El hombre extraño se movió sobre la nieve con un movimiento suave, como si estuviera caminando. La gran bestia cayó de rodillas y alargó las garras hacia la víctima que estaba más próxima. La mujer se abalanzó sobre el monstruo y lo apuñaló con el minúsculo cuchillo. Brotó la sangre, y la criatura retrocedió con un bramido. La sangre manaba de una profunda herida en el brazo. La mujer parecía sorprendida por haber conseguido herirlo.

La criatura enseñó los dientes apartando los labios. Un terrible y grave rugido salió resonando desde el pecho. Hasta ese momento había estado jugando con ella, creyendo que era inofensiva. Pero eso había cambiado.

La rodeó, intentando obligarla a apartarse del hombre herido y salir a campo abierto. Cuando los lobos quedaran a su espalda, su muerte sería segura; no podría vencerlos a todos.

Pero la mujer no se apartaba de su compañero herido. Se quedó allí, observándolo, mientras el hombre luchaba por despertar de algo más profundo que el sueño.

La bestia hizo una señal con una mano, y los lobos avanzaron. ¿Dónde estaba Blaine? Para cuando llegaran sería demasiado tarde.

Los lobos se precipitaron hacia adelante rugiendo. La bestia los espoleaba, con el hocico apuntado hacia el cielo, aullando.

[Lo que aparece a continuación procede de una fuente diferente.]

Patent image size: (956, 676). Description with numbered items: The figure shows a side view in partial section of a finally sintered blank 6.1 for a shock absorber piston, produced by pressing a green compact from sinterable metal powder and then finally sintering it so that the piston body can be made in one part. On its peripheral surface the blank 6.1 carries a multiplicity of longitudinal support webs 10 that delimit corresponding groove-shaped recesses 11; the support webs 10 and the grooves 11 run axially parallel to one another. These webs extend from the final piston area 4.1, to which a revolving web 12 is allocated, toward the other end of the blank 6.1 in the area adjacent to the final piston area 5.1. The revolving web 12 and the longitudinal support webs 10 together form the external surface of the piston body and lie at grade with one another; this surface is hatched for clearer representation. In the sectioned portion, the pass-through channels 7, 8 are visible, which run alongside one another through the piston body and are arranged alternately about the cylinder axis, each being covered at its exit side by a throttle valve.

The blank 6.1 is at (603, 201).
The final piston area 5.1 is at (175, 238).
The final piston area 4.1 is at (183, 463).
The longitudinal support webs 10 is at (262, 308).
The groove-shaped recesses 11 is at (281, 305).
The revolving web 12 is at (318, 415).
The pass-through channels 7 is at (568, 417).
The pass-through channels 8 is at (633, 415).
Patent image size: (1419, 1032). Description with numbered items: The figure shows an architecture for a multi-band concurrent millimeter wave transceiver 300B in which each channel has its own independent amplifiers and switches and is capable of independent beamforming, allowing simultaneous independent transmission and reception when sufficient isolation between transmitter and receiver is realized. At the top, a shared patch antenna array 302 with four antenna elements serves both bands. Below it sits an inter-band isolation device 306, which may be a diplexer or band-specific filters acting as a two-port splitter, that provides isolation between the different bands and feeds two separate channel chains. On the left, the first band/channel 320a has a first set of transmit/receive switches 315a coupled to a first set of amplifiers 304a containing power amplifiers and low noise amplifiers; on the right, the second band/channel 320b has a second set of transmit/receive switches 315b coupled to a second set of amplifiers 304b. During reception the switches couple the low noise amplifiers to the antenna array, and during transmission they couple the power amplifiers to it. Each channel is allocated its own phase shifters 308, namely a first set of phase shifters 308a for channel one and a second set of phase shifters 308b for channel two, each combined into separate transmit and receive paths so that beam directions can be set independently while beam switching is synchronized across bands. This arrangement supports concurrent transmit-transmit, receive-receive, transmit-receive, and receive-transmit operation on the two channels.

Elaine profirió un grito sin voz mientras alzaba una mano, como si pudiera tocarlos o protegerlos de algún modo.

Los lobos, una masa casi compacta de pelaje y colmillos, avanzaron en tropel sobre sus musculosos miembros, corriendo como un viento oscuro que se abalanzaba sobre la mujer, pero de pronto se replegaron bajo una lluvia de chispas de color violeta. Los lobos quedaron aturdidos y amontonados, a poca distancia del hombre herido. Justo delante de ellos se veía un resplandor de color azul violeta.

La bestia se acercó acechante, apartando de su camino a patadas a los lobos caídos. Agitó precavido una zarpa en el aire. En las puntas de sus garras aparecieron chispas de color púrpura, que cayeron como un arco iris sobre la nieve, con un chisporroteo.